セックスとジェンダーと私
短編「セックスとジェンダーと私」をそのままコピーして張り直しました。
ご了承ください。
生物学的性はたぶん男性。
ではジェンダーは?という疑問に対する私の個人的な実感のお話である。
男は女を愛し、女は男を愛する。それが当然だと思っていた。否、その意識さえなかった。それはいつ頃までの話だったか、正確には思い出せないが、性の多様さを初めてきちんと知ったのは中学2年生の頃だったはずだ。
結局中学3年になっても女の子に間違われることがあった私は、その見た目と、仕草が若干女子っぽかった(これは恐らくクラシックバレエと母の影響である)ことから、「オネエ」という軽率なイジりをよく受けた。これは心底嫌だった。一方、「可愛い」と言われることは嬉しかったように思う。
そんなさなか、人の性がはっきり二分できないことを知った。性別はグラデーションだと言われ、両端に男の人と女の人のイラストが載せられた数本の線分に、特徴ごとに分けて自分を位置づけるワークを行った。
じゃあ性「別」って言うな!という表面的な批判はさておき。
結構真面目に考えてみると、もちろん完全に男に寄っているわけもなく、どれも男寄りの中性で、周りとの違いに不安になった記憶がある。

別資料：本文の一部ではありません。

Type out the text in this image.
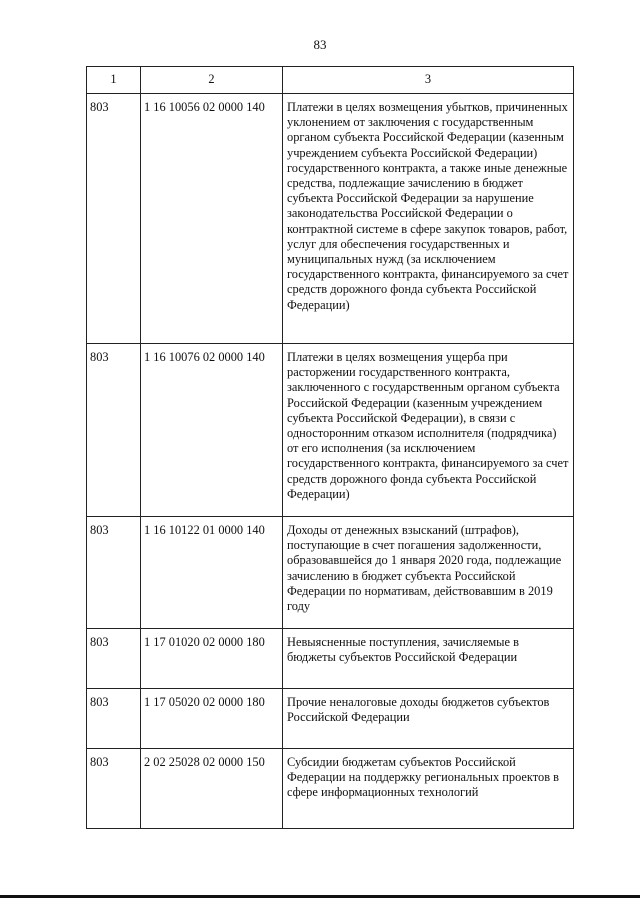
83
1	2	3
803	1 16 10056 02 0000 140	Платежи в целях возмещения убытков, причиненных уклонением от заключения с государственным органом субъекта Российской Федерации (казенным учреждением субъекта Российской Федерации) государственного контракта, а также иные денежные средства, подлежащие зачислению в бюджет субъекта Российской Федерации за нарушение законодательства Российской Федерации о контрактной системе в сфере закупок товаров, работ, услуг для обеспечения государственных и муниципальных нужд (за исключением государственного контракта, финансируемого за счет средств дорожного фонда субъекта Российской Федерации)
803	1 16 10076 02 0000 140	Платежи в целях возмещения ущерба при расторжении государственного контракта, заключенного с государственным органом субъекта Российской Федерации (казенным учреждением субъекта Российской Федерации), в связи с односторонним отказом исполнителя (подрядчика) от его исполнения (за исключением государственного контракта, финансируемого за счет средств дорожного фонда субъекта Российской Федерации)
803	1 16 10122 01 0000 140	Доходы от денежных взысканий (штрафов), поступающие в счет погашения задолженности, образовавшейся до 1 января 2020 года, подлежащие зачислению в бюджет субъекта Российской Федерации по нормативам, действовавшим в 2019 году
803	1 17 01020 02 0000 180	Невыясненные поступления, зачисляемые в бюджеты субъектов Российской Федерации
803	1 17 05020 02 0000 180	Прочие неналоговые доходы бюджетов субъектов Российской Федерации
803	2 02 25028 02 0000 150	Субсидии бюджетам субъектов Российской Федерации на поддержку региональных проектов в сфере информационных технологий
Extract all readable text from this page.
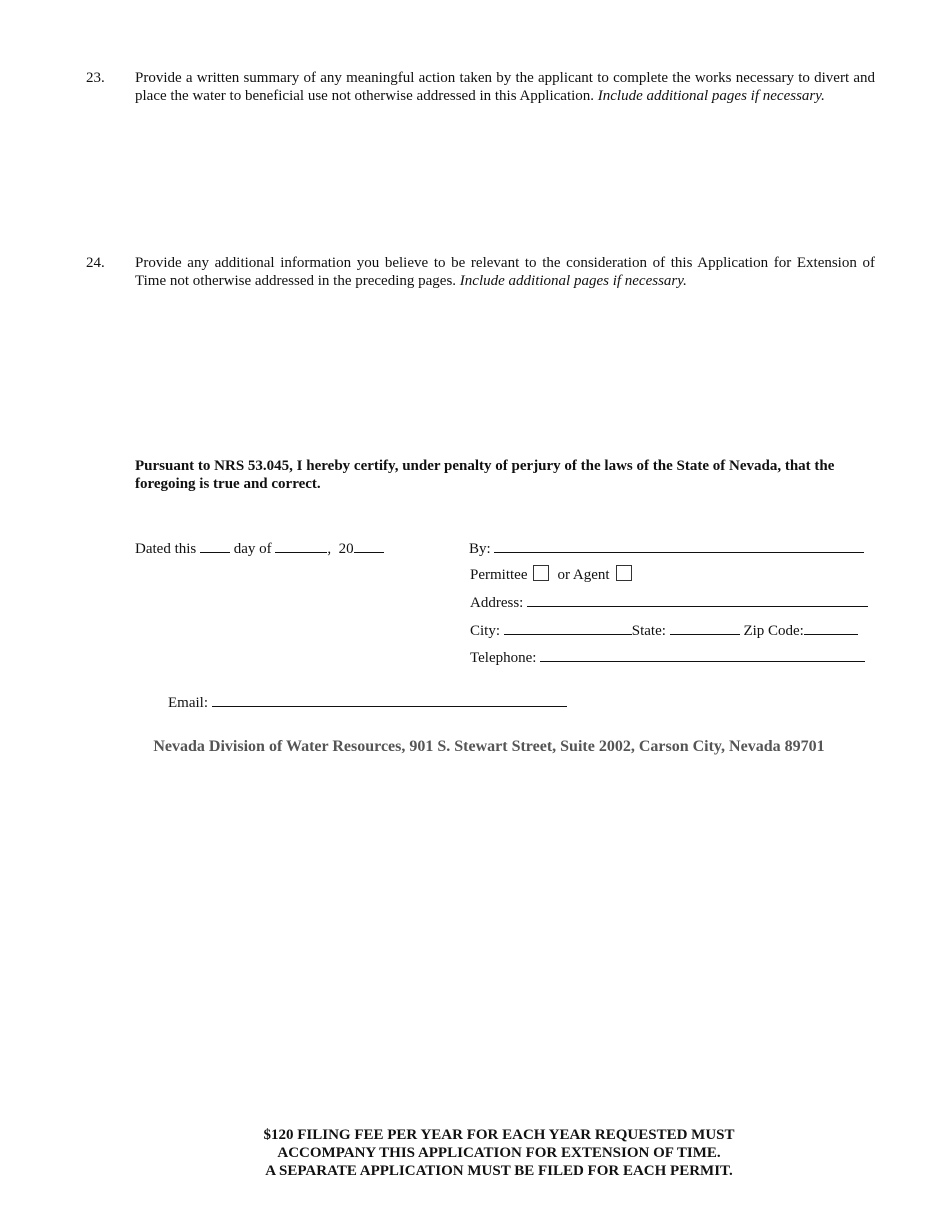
23. Provide a written summary of any meaningful action taken by the applicant to complete the works necessary to divert and place the water to beneficial use not otherwise addressed in this Application. Include additional pages if necessary.
24. Provide any additional information you believe to be relevant to the consideration of this Application for Extension of Time not otherwise addressed in the preceding pages. Include additional pages if necessary.
Pursuant to NRS 53.045, I hereby certify, under penalty of perjury of the laws of the State of Nevada, that the foregoing is true and correct.
Dated this	day of	, 20	By:
Permittee or Agent
Address:
City:	State:	Zip Code:
Telephone:
Email:
Nevada Division of Water Resources, 901 S. Stewart Street, Suite 2002, Carson City, Nevada 89701
$120 FILING FEE PER YEAR FOR EACH YEAR REQUESTED MUST
ACCOMPANY THIS APPLICATION FOR EXTENSION OF TIME.
A SEPARATE APPLICATION MUST BE FILED FOR EACH PERMIT.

様々な性愛の種類も知ったが、そのときは「へぇ。」くらいの印象だった。
その後は特に意識もせず高校に進学し、ふとしたきっかけからTwitterで女装を始めた。かなり可愛かった自信がある。それはさておき、女装をきっかけにいわゆるセクシュアルマイノリティと呼ばれる人たちをたくさん知り、数人と仲良くなった。「お前らほんとにマイノリティなのか?」と思うくらいたくさんの人がいて、自分の考え方が変わった。マイノリティと言われているけれど、現実多くの人がいるし、別に特別なことではなかったのだ。
そして大学。顔の男感が増したので女装はやめた。
何か特別なきっかけがあったわけではないが、私はバイセクシュアルに近いのではないかと思うようになった。イケメンや美人を見ると「はぁ~」となるが、逆に言えばそれくらいで、恋愛感情も薄いのかなという印象も持ち始めた。
バイセクシュアルやホモセクシュアルの方のお話でよく聞くのは、恋愛対象が人とは違うことで、小さい頃から苦しんだ、親の理解も得られなかったというものだ。私はその辺については苦しんだことはないし、本当にバイセクシュアルであるかどうかの証拠もない。思い込みかもしれない。
でも。それが今の自己認識なのである。性には明確な区分がない。これだってたぶんグラデーションだ。
生物学的・解剖学的には、私は男だ。
じゃあジェンダーは?と考えたとき、その在り方は周りの環境の影響を大きく受けるのだというのが私の実感である。まさに社会的・文化的性差、その言葉通りである。